• P1-126
•  

サルにおける輝度反転ランダムドットステレオグラムの逆転奥行き知覚
Monkeys perceive reversed depth in anti-correlated random dot stereograms

•  
• 小賀 智文 / Tomofumi Oga:1　中谷 光宏 / Mitsuhiro Nakatani:1　藤田 一郎 / Ichiro Fujita:1,2　
• 1:大阪大院生命機能認知脳科学 / Grad Sch Frontier Biosci, Osaka Univ, Suita, Japan　2:脳情報通信融合研究センター / Center for Information and Neural Networks　

Human observers perceive depth in the opposite direction to geometrically defined depth, i.e., near for uncrossed disparity and far for crossed disparity, in binocularly contrast-reversed random dot stereograms (anti-correlated random dot stereograms; aRDSs).
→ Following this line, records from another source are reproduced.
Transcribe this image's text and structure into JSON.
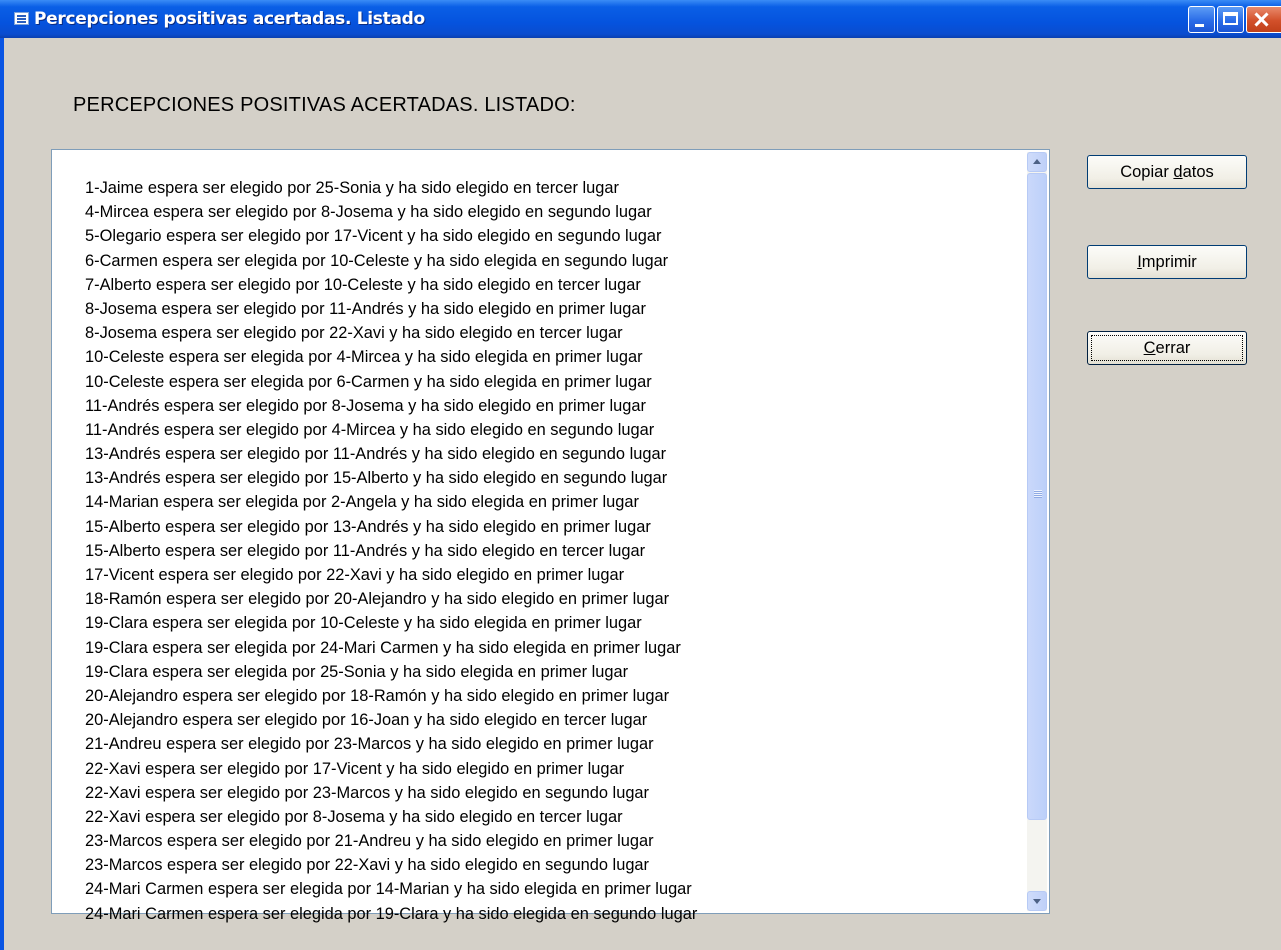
{
  "window": {
    "title": "Percepciones positivas acertadas. Listado"
  },
  "heading": "PERCEPCIONES POSITIVAS ACERTADAS.  LISTADO:",
  "list": {
    "items": [
      "1-Jaime espera ser elegido por 25-Sonia y ha sido elegido en tercer lugar",
      "4-Mircea espera ser elegido por 8-Josema y ha sido elegido en segundo lugar",
      "5-Olegario espera ser elegido por 17-Vicent y ha sido elegido en segundo lugar",
      "6-Carmen espera ser elegida por 10-Celeste y ha sido elegida en segundo lugar",
      "7-Alberto espera ser elegido por 10-Celeste y ha sido elegido en tercer lugar",
      "8-Josema espera ser elegido por 11-Andrés y ha sido elegido en primer lugar",
      "8-Josema espera ser elegido por 22-Xavi y ha sido elegido en tercer lugar",
      "10-Celeste espera ser elegida por 4-Mircea y ha sido elegida en primer lugar",
      "10-Celeste espera ser elegida por 6-Carmen y ha sido elegida en primer lugar",
      "11-Andrés espera ser elegido por 8-Josema y ha sido elegido en primer lugar",
      "11-Andrés espera ser elegido por 4-Mircea y ha sido elegido en segundo lugar",
      "13-Andrés espera ser elegido por 11-Andrés y ha sido elegido en segundo lugar",
      "13-Andrés espera ser elegido por 15-Alberto y ha sido elegido en segundo lugar",
      "14-Marian espera ser elegida por 2-Angela y ha sido elegida en primer lugar",
      "15-Alberto espera ser elegido por 13-Andrés y ha sido elegido en primer lugar",
      "15-Alberto espera ser elegido por 11-Andrés y ha sido elegido en tercer lugar",
      "17-Vicent espera ser elegido por 22-Xavi y ha sido elegido en primer lugar",
      "18-Ramón espera ser elegido por 20-Alejandro y ha sido elegido en primer lugar",
      "19-Clara espera ser elegida por 10-Celeste y ha sido elegida en primer lugar",
      "19-Clara espera ser elegida por 24-Mari Carmen y ha sido elegida en primer lugar",
      "19-Clara espera ser elegida por 25-Sonia y ha sido elegida en primer lugar",
      "20-Alejandro espera ser elegido por 18-Ramón y ha sido elegido en primer lugar",
      "20-Alejandro espera ser elegido por 16-Joan y ha sido elegido en tercer lugar",
      "21-Andreu espera ser elegido por 23-Marcos y ha sido elegido en primer lugar",
      "22-Xavi espera ser elegido por 17-Vicent y ha sido elegido en primer lugar",
      "22-Xavi espera ser elegido por 23-Marcos y ha sido elegido en segundo lugar",
      "22-Xavi espera ser elegido por 8-Josema y ha sido elegido en tercer lugar",
      "23-Marcos espera ser elegido por 21-Andreu y ha sido elegido en primer lugar",
      "23-Marcos espera ser elegido por 22-Xavi y ha sido elegido en segundo lugar",
      "24-Mari Carmen espera ser elegida por 14-Marian y ha sido elegida en primer lugar",
      "24-Mari Carmen espera ser elegida por 19-Clara y ha sido elegida en segundo lugar"
    ]
  },
  "buttons": {
    "copiar": {
      "label": "Copiar datos",
      "access_key": "d"
    },
    "imprimir": {
      "label": "Imprimir",
      "access_key": "I"
    },
    "cerrar": {
      "label": "Cerrar",
      "access_key": "C"
    }
  },
  "icons": {
    "window_icon": "app-window-icon",
    "minimize": "minimize-icon",
    "maximize": "maximize-icon",
    "close": "close-icon",
    "scroll_up": "chevron-up-icon",
    "scroll_down": "chevron-down-icon"
  },
  "colors": {
    "titlebar": "#0a55e3",
    "client_background": "#d4d0c8",
    "close_button": "#d2502a"
  }
}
This reversed depth perception suggests that disparity signals derived from computation of cross-correlation between left and right retinal images contribute directly, i.e., without being fully transformed to binocular match signals, to depth perception. It is unclear whether monkeys, an animal model for searching for the neuronal mechanism of stereoscopic depth perception, also perceive reversed depth in aRDSs. Previous studies reported negative answers to this question, but the tests were performed under conditions even human observers cannot perceive reversed depth. Here, we revisited the question by manipulating the relevant visual stimulus parameters.
We trained a Japanese monkey (Macaca fuscata) to discriminate depth of a center disk relative to its surround in concentric-bipartite RDSs. In the training sessions, both center disk and annulus were correlated random dot stereograms (cRDSs). The center disk had ±0.3°, while the annulus always had zero disparity. The stimulus refresh rate was set at 30 Hz. The monkey reported the perceived depth of the disk by making a saccade towards either one of two targets shown after stimulus offset. When the monkey's correct performance rate with cRDSs reached over 90%, we inserted trials of aRDSs every 5 consecutive success of cRDS trials. The monkey received liquid reward for all aRDS trials regardless of her answer. The correct rate for aRDSs was under 30% below the chance level of 50% (binomial test, p< 0.05). She tended to choose `far' for aRDSs with crossed disparity and `near' for aRDSs with uncrossed disparity, indicating that she perceived reversed depth. When we decreased the disparity magnitude to ±0.06 or ±0.12°, or when we lowered the stimulus refresh rate to 7.5 Hz, the monkey's choice was at chance level.
The monkey thus perceived reversed depth in aRDSs when stimuli were refreshed at a high temporal rate and had a large disparity magnitude. These perceptual properties were similar to those reported for human observers. In both humans and monkeys the contribution of binocular correlation computation to depth perception is greater for rapidly changing stimuli with coarse binocular disparity.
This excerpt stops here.